Give it up, give it up, baby give it up…

June 7, 2011 § 6 Comments

The listography theme over at Kate’s gaff this week is ‘the top 5 decisions I’m glad I’ve made.’ As I started mentally compiling my list, I realised I’m a bit of a quitter. But this isn’t always a bad thing.

Starting with the small stuff.

Trombone, recorder, ballet and modern. Quit them all.  
The Royal Academy of Dance and the Associated Board of the Royal Schools of Music still write me thank you letters. My mum got to remould her face after being stuck in a joker-esque plastered on supportive smile for some years. But making the decision to quit made me concentrate much more on what I actually was good at – which was the piano. And I stuck with that.

MA in play therapy. Splitter!
At the time I was working in a well paid job on a good magazine, but feeling unfulfilled. I thought I could take on an MA in my spare time. Ha! In making this decision I ignored how stressed I was already feeling.  I was a terrible insomniac, and although I held it together in the office, my job scared the bejeesus out of me. I  had to manage a team of creatives and hit deadlines, beat budgets, plan and strategise and present and suck up to people who I often detested. The MA tipped me over the edge…but having quit that, I then…

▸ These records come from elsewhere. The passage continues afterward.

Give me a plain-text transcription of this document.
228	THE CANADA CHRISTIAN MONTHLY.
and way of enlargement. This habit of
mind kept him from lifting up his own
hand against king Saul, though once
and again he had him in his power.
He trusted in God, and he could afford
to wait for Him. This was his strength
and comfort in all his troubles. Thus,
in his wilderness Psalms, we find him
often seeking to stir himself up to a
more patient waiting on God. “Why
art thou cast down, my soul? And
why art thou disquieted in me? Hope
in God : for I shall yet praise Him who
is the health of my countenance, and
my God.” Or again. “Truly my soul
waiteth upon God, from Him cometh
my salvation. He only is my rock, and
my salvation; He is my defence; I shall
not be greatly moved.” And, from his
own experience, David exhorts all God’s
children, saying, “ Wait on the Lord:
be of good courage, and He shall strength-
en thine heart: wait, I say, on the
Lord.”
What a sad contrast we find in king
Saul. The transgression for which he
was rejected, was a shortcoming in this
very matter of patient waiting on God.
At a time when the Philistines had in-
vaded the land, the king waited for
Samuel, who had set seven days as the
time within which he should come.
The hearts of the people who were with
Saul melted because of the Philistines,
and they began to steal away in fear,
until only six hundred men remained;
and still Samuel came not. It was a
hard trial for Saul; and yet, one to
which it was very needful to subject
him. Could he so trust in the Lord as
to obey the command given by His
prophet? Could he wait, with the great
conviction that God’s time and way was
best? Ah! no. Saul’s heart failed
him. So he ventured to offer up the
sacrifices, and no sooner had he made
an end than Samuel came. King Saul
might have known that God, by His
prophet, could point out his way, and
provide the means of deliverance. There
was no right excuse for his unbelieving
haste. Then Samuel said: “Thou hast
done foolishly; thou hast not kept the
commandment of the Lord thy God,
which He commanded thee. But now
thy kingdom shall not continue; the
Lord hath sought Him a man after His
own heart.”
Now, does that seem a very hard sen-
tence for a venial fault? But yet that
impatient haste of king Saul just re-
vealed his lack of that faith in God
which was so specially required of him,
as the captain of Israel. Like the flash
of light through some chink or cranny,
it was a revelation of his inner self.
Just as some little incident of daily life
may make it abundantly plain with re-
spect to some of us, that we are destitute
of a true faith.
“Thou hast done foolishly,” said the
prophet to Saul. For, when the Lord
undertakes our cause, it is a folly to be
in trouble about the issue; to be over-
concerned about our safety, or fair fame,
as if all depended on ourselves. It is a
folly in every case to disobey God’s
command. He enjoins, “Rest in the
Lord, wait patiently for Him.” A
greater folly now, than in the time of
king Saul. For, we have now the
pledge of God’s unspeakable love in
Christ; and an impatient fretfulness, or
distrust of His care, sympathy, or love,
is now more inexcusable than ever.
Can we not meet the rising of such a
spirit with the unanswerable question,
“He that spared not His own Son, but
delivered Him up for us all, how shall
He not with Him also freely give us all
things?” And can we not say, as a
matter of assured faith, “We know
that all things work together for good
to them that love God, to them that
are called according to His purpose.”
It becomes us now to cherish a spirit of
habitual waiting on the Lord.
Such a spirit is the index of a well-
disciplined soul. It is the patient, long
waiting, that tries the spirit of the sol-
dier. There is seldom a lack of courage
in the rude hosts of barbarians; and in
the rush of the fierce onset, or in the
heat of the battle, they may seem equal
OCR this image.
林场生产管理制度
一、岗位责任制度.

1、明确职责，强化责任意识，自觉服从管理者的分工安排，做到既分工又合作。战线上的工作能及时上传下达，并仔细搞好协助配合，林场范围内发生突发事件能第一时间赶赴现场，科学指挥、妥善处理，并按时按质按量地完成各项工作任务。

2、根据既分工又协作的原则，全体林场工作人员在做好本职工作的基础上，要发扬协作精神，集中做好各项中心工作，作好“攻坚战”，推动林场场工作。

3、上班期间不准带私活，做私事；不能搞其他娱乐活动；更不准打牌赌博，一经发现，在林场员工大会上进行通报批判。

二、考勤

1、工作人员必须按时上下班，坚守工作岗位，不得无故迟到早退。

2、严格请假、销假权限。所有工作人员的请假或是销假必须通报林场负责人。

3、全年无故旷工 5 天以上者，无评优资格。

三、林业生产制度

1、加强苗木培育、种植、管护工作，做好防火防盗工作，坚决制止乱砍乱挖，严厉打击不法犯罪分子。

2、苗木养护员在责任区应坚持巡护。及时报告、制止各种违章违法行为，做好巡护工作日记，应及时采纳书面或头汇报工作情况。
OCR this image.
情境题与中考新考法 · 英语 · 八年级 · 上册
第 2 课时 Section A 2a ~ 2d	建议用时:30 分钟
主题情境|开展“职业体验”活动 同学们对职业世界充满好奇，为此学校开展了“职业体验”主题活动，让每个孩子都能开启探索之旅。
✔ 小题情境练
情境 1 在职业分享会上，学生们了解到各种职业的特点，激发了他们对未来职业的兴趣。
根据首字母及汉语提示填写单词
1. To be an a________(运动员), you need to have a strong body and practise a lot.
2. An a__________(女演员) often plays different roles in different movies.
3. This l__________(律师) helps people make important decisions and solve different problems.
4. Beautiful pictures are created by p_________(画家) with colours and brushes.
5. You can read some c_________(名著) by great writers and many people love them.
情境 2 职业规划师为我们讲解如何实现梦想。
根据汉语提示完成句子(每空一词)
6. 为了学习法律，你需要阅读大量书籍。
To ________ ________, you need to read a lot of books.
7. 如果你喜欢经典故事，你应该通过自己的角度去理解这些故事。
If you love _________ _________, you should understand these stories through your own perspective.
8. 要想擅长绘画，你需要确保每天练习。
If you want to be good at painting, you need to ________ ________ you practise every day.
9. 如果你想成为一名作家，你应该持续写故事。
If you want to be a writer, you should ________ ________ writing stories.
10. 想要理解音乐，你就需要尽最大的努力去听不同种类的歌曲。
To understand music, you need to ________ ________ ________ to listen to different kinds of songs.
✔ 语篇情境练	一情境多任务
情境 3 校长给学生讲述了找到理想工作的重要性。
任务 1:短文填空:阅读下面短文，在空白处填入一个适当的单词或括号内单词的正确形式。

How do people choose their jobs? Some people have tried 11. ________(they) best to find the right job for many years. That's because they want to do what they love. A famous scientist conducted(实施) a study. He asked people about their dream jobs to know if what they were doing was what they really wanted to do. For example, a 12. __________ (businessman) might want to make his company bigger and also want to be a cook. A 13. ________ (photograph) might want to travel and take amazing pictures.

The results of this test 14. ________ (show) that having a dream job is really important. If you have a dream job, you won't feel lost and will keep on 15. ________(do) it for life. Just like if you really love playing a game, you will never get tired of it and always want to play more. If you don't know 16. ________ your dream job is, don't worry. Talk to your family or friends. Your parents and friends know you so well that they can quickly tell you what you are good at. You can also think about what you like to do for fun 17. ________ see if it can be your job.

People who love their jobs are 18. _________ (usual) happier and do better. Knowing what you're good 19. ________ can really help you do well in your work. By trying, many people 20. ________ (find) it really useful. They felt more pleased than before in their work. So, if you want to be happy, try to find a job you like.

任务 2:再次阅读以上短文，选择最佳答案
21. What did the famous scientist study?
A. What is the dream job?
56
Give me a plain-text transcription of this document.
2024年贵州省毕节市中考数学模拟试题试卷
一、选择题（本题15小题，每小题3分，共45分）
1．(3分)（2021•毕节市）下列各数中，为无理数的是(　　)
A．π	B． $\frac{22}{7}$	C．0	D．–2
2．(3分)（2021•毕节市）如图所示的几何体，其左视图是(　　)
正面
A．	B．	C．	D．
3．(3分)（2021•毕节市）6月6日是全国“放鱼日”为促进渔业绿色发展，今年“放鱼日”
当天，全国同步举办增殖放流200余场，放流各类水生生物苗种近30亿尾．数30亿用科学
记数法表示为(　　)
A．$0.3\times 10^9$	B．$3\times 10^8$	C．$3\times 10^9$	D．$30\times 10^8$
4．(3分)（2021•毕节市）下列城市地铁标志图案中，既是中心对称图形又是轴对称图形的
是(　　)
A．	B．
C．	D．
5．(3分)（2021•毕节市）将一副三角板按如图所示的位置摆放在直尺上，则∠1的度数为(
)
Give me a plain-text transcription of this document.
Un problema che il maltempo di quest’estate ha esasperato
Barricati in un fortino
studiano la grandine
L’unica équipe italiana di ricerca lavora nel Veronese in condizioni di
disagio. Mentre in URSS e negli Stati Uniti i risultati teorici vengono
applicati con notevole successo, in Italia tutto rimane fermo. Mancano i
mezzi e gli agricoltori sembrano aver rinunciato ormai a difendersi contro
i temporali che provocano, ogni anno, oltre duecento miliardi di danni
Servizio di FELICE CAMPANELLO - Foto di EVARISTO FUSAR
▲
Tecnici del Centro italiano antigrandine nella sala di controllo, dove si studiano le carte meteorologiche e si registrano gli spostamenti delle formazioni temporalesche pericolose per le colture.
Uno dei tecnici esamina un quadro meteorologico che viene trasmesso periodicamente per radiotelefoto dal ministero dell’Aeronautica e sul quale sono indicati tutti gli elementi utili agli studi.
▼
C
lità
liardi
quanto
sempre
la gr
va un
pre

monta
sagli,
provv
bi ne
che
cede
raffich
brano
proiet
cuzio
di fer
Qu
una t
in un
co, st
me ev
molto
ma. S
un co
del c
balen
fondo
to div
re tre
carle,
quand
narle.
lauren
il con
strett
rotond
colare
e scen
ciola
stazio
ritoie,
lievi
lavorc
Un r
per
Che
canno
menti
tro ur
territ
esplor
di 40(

Quit my well paid job to go and work in a shed.
For an overseas volunteering organisation who were at the time operating out of an outbuilding of the owner’s mum’s farm in Hertfordshire. Every day I went for a walk in country lanes. I got to travel to Mexico, Costa Rica and Vermont. Halved my salary, but actually felt like I contributed something worthwhile. Sadly, after having my first child, the salary didn’t even cover the childcare costs.

Then the bigger stuff.

Smoking. After nearly 15 years of trying I finally did it. I failed repeatedly using gum, stupid inhalers and patches. I was the kind of smoker that when suffering with tonsilitus would eat tub after tub of yoghurt in order to stave off the pain of inhaling smoke. I think partly it was lack of fitness that drove me…I joined a gym and coudn’t run for more than 60 seconds on the running machine. But what really did it was going to visit my mum at the Royal Marsden cancer hospital. I was upset and did what every smoker does when feeling under stress. I looked for the nearest smoking area. I walked in and sat down in what soon became very clear was the patient only smoking area.  I couldn’t possibly walk out again, everyone smiled and said hello. So I sat there and smoked one of my last cigarettes surrounded by the quite obviously seriously ill and the dying. It was exactly the wake up call I needed. Next day I purchased my Alan Carr book which helped me decide to kick the habit for good.

Not sure this last one qualifies as quitting, but it was certainly an unwittingly big decision. On the 7th July 2007 I decided I was going to quit being conscientious (still at my former well paid job) and took an extra ten minutes in bed. I missed my usual train, and ended up a couple of tubes behind the Aldgate bomb.  Without sounding too flippant, it’s moments like that that make you realise what’s truly important in life, and commuting daily to some job that is making you miserable ain’t it.